Codziennie rano kurier przynosił mi w torbie-lodówce 5 posiłków skomponowanych w ten sposób, aby zawierały 1500 kalorii.

Ponieważ nie toleruję mleka, wybrałam także dietę bezlaktozową.

Posiłki były bardzo smaczne i urozmaicone, a nowoczesny system ich pakowania wykluczał możliwość zepsucia się. W tym celu firma wdrożyła i certyfikowała system zarządzania bezpieczeństwem żywności HACCP.

Przez prawie miesiąc posiłki nie powtarzały się i za każdym razem miałam niespodziankę w postaci innego menu. Czasem zdarzały się także potrawy z kuchni międzynarodowej, jak np. sushi.

Potrawy były sporządzane ze świeżych i dobrej jakości produktów, co dało wyczuć się przy ich jedzeniu.

Powyżej śniadanie: plasterki sera regionalnego z dressingiem z suszonych pomidorów podane z cząstkami ogórka i pieczywem, oraz pasta z zielonego groszku.

A to bardzo smaczne drugie śniadanie: serek wiejski z prażonym jabłkiem.

Na obiad mam dzisiaj pieczonego dorsza z sosem szpinakowym, kaszę pęczak oraz gotowane na parze warzywa.

Na podwieczorek chętnie zjem pyszne ciasto bakaliowe,

a na kolację Musakę.

Wszystkie posiłki starannie obserwowałam i w ten sposób nauczyłam się, jak jeść, aby utrzymać wagę, a także zdrowo odżywiać się. Zauważyłam też jakie błędy żywieniowe popełniałam wcześniej.
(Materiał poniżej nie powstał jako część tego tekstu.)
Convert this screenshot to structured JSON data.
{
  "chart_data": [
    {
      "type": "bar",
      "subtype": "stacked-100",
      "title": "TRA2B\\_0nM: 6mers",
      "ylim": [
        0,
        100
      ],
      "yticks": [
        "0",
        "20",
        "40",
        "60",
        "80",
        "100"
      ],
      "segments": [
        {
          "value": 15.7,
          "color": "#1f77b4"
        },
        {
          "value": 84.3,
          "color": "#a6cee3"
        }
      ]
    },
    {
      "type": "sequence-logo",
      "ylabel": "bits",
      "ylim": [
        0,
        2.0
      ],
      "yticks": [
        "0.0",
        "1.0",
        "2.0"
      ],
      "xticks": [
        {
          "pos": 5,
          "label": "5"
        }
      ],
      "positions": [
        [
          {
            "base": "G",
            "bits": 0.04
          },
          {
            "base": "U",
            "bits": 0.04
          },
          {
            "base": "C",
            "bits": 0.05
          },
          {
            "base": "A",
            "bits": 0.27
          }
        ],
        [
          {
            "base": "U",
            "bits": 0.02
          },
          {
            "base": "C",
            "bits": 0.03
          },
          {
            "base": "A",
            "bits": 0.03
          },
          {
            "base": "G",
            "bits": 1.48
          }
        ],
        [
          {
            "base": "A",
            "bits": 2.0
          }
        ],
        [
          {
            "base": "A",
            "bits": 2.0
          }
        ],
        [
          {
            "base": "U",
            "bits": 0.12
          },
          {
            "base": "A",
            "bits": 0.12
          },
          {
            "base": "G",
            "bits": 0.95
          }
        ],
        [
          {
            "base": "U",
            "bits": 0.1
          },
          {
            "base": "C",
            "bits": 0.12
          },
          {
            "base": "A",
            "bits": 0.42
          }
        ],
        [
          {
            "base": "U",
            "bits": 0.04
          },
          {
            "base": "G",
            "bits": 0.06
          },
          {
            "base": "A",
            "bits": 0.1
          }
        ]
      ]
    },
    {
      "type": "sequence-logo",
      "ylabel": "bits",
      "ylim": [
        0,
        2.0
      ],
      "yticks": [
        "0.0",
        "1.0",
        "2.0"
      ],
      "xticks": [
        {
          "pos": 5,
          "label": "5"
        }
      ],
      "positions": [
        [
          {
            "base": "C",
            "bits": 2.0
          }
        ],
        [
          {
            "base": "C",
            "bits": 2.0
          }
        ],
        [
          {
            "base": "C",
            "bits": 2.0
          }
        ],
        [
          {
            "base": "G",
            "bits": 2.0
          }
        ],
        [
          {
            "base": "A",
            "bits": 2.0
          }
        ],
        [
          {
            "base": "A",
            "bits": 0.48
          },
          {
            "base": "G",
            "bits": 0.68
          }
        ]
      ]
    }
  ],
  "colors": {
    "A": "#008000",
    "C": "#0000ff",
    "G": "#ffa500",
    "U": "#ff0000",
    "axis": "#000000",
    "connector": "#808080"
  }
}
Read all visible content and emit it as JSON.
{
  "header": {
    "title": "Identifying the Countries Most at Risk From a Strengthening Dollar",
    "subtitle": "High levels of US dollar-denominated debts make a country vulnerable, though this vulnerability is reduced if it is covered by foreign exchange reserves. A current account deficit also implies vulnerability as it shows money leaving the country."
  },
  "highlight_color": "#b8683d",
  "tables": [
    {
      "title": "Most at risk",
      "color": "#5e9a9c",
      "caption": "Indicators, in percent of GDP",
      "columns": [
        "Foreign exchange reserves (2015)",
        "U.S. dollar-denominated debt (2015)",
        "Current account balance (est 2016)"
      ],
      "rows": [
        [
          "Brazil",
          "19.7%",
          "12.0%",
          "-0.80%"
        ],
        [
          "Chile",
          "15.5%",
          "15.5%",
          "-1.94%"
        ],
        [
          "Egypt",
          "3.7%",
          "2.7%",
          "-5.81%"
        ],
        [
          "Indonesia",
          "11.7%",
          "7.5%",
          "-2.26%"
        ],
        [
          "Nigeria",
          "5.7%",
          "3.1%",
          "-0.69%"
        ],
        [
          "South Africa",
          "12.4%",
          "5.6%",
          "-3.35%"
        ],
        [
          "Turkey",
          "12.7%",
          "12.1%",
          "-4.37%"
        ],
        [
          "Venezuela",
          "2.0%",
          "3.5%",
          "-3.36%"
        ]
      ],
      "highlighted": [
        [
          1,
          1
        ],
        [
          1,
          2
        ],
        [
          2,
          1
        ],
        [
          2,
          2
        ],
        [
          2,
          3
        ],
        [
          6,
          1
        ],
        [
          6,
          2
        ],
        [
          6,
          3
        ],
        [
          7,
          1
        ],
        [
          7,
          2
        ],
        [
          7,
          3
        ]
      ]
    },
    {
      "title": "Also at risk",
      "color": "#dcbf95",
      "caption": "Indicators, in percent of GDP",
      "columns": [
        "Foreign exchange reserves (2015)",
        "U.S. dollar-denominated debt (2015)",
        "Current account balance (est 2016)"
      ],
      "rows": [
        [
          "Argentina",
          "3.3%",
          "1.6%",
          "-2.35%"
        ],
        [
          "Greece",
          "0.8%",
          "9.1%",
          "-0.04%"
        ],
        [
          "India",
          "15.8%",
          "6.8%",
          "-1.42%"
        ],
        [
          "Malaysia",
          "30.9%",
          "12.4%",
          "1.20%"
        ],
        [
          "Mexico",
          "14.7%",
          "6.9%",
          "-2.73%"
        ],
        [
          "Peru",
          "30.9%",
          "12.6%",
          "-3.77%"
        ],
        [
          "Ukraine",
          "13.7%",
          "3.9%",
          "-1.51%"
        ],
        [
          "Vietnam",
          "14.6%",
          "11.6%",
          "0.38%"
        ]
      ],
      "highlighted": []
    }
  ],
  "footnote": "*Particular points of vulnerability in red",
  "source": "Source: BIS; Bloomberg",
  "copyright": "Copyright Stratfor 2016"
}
Moje śniadania były zbyt ubogie (bułeczka z wędliną lub serem), nie jadłam drugiego śniadania i podwieczorku, co powodowało, że mój organizm zbyt długo nie dostawał potrzebnego mu do funkcjonowania “paliwa” i w momencie  kiedy je wreszcie otrzymał, odkładał z niego tłuszcz, aby przetrwać do następnego posiłku. Dlatego właśnie niektórzy prawie nic nie jedzą, a jednak tyją. Jadłam także za mało warzyw i owoców w stosunku do np. ziemniaków i mięsa. Zrozumiałam też, że nie trzeba jeść mniej, aby mieć prawidłową wagę. Trzeba tylko dzienną dawkę jedzenia rozłożyć na 5 regularnych posiłków. Warto także jeść produkty bardzo różnorodne, aby dostarczyć organizmowi wszystkich potrzebnych składników.

Teraz przyszedł czas, aby zobaczyć efekty tej diety. Powyżej moja waga sprzed niej.

Bardzo cieszę się, że się na nią zdecydowałam, bo oprócz utraty wagi, znacznie lepiej poczułam się zdrowotnie, nie mówiąc o tym, że miałam o wiele więcej czasu dla siebie (przez miesiąc nie musiałam robić zakupów i przygotowywać posiłków).

Powyżej moja obecna waga. Zważyłam się na tej samej wadze i w tym samym miejscu, aby nie było żadnych przekłamań.

Jestem bardzo zadowolona, bo cel został osiągnięty, a ja prawdopodobnie przedłużę dietę na następny miesiąc.